Erykah Badu on Walking Her First Runway for Vogue World

Photo: Courtesy of Emily Malan

Jesus might walk on water, but Erykah Badu glides down cobblestones. “I’m sure everybody had to really focus on each step,” she says of her fellow Vogue World models, who traipsed down West 13th street last night. “And you kind of let the ancestors guide your footsteps, hoping you don’t step in the wrong crack.” There were no wrong cracks for Badu when she every-so-smoothly stepped down the catwalk last night, wearing a craft-forward combination of Bode, CDLM, ERL, as well as her Badu World accessories. Yet, it was the first time that Badu ever took the runway. “It’s kind of too soon to say exactly how I feel. I'm still experiencing it and watching it back,” says a zen Badu over the phone. “I love to participate in fashion, the industry’s idea of style, and what it looks like from year to year, season to season.”

The look—with plenty of layers and overlapping long silhouettes—could have been plucked from the singer’s own closet. The ensemble, which was styled by Alex Harrington, was composed of a delicate Bode tunic, a plaid ERL suit, a CDLM garland, and hulking platform Junya Watanabe boots. “It’s a sculpture or painting of sorts,” she says. “It’s just my own aesthetic understanding.”

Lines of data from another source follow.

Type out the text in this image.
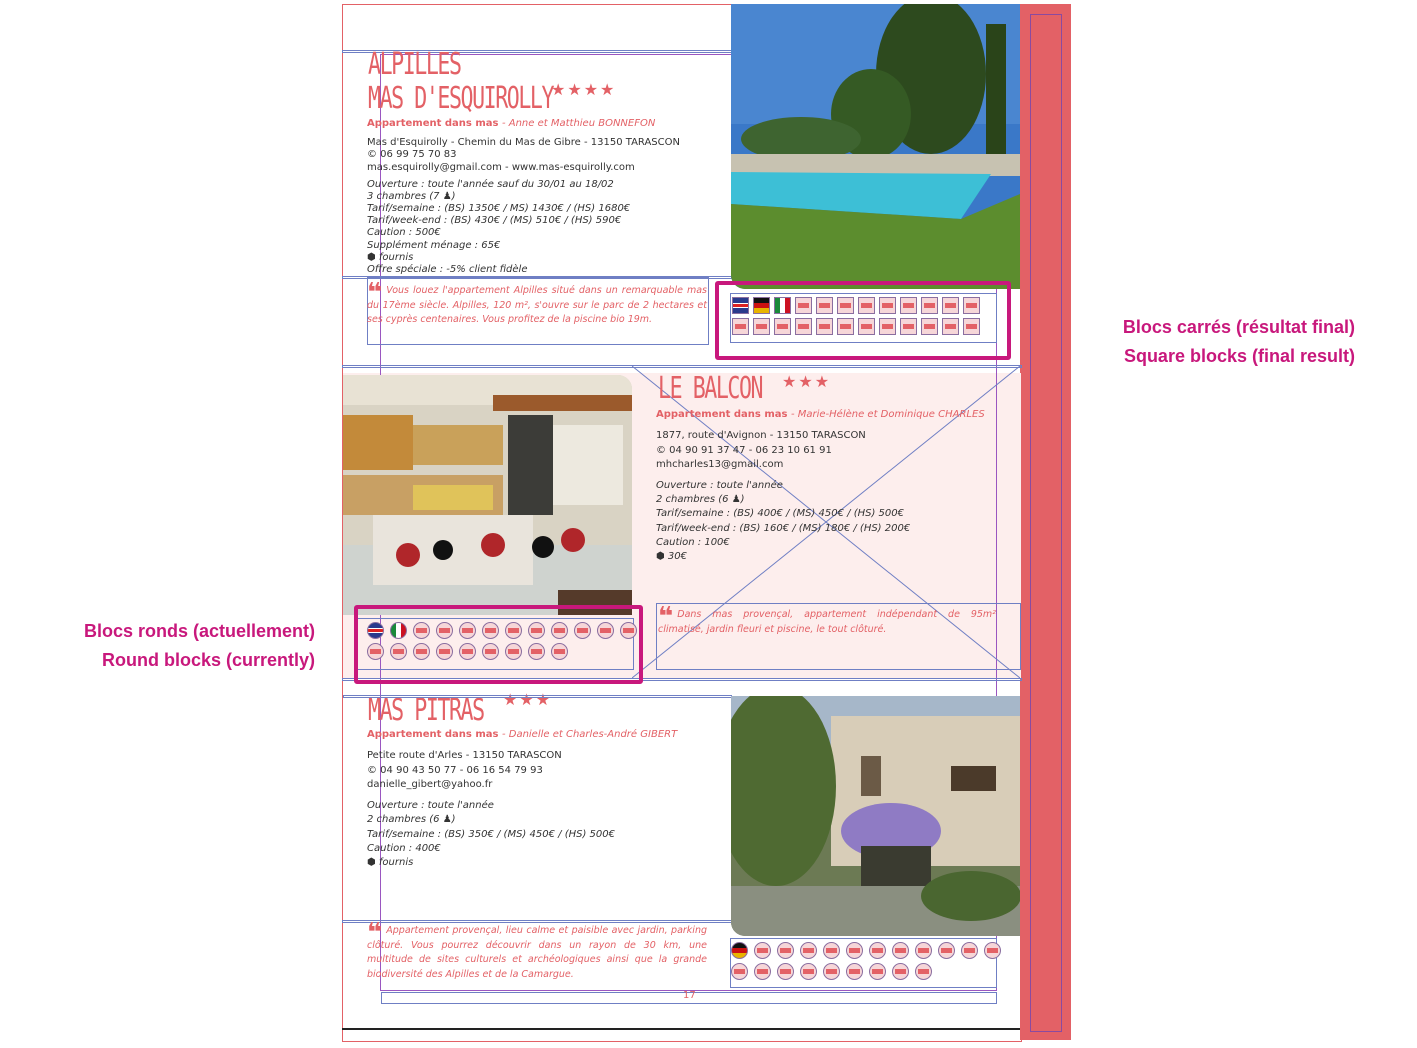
ALPILLES
MAS D'ESQUIROLLY
★★★★
Appartement dans mas - Anne et Matthieu BONNEFON
Mas d'Esquirolly - Chemin du Mas de Gibre - 13150 TARASCON
© 06 99 75 70 83
mas.esquirolly@gmail.com - www.mas-esquirolly.com
Ouverture : toute l'année sauf du 30/01 au 18/02
3 chambres (7 ♟)
Tarif/semaine : (BS) 1350€ / MS) 1430€ / (HS) 1680€
Tarif/week-end : (BS) 430€ / (MS) 510€ / (HS) 590€
Caution : 500€
Supplément ménage : 65€
⬢ fournis
Offre spéciale : -5% client fidèle
❝ Vous louez l'appartement Alpilles situé dans un remarquable mas du 17ème siècle. Alpilles, 120 m², s'ouvre sur le parc de 2 hectares et ses cyprès centenaires. Vous profitez de la piscine bio 19m.
LE BALCON ★★★
Appartement dans mas - Marie-Hélène et Dominique CHARLES
1877, route d'Avignon - 13150 TARASCON
© 04 90 91 37 47 - 06 23 10 61 91
mhcharles13@gmail.com
Ouverture : toute l'année
2 chambres (6 ♟)
Tarif/semaine : (BS) 400€ / (MS) 450€ / (HS) 500€
Tarif/week-end : (BS) 160€ / (MS) 180€ / (HS) 200€
Caution : 100€
⬢ 30€
❝ Dans mas provençal, appartement indépendant de 95m² climatisé, jardin fleuri et piscine, le tout clôturé.
MAS PITRAS ★★★
Appartement dans mas - Danielle et Charles-André GIBERT
Petite route d'Arles - 13150 TARASCON
© 04 90 43 50 77 - 06 16 54 79 93
danielle_gibert@yahoo.fr
Ouverture : toute l'année
2 chambres (6 ♟)
Tarif/semaine : (BS) 350€ / (MS) 450€ / (HS) 500€
Caution : 400€
⬢ fournis
❝ Appartement provençal, lieu calme et paisible avec jardin, parking clôturé. Vous pourrez découvrir dans un rayon de 30 km, une multitude de sites culturels et archéologiques ainsi que la grande biodiversité des Alpilles et de la Camargue.
17
Blocs carrés (résultat final)
Square blocks (final result)
Blocs ronds (actuellement)
Round blocks (currently)
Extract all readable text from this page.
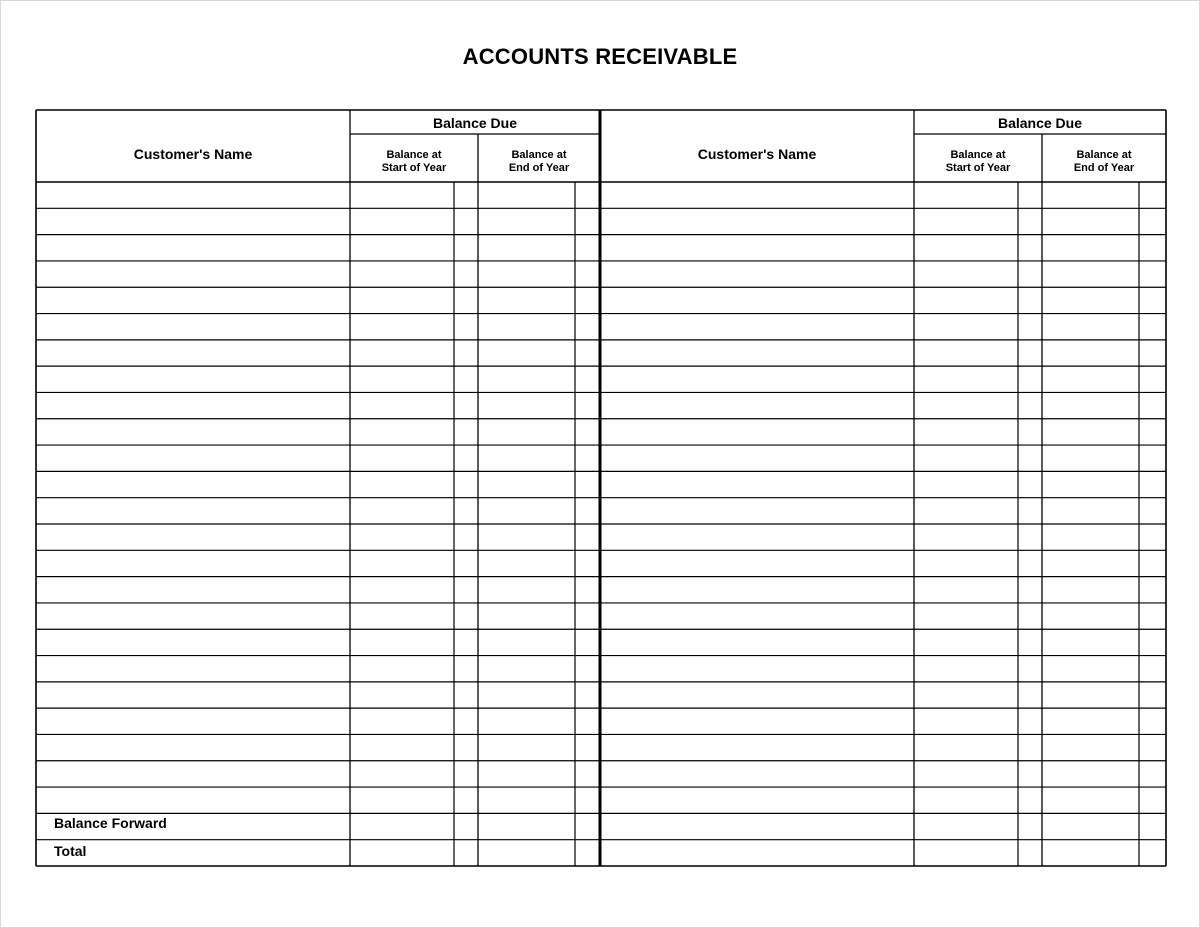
ACCOUNTS RECEIVABLE
Customer's Name
Balance Due
Balance at
Start of Year
Balance at
End of Year
Customer's Name
Balance Due
Balance at
Start of Year
Balance at
End of Year
Balance Forward
Total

Photo: Isidore Montag / Gorunway.com

Fans will also notice that the singer wore her signature hat, one of the many from her collection. “It’s a lot,” Badu said of the uncountable number of chapeaux that she owns. This one in particular was a collaboration between Badu and Gunner Foxx, a milliner based in Los Angeles who uses 19th-century techniques to age and weather his hats. Inside of Badu’s particular hat—which featured a deliciously crackled tall crown and a red bandana tied around the brim—was an affirmation. It was named Manuela Mexico, an alias for Badu. “She’s poker face, red lips, mama’s gun,” Badu says.

If guests sitting front row at Vogue World heard a jingle from her neckful of medallions, that was on purpose. Badu loves the sound of her baubles. “I love that the garments that I get to wear have sound and movement and make music. The beads and metal pieces and things that I constantly add to my wardrobe are parts of what makes me, me,” she says, “I love my clothes to sing.” And they certainly did.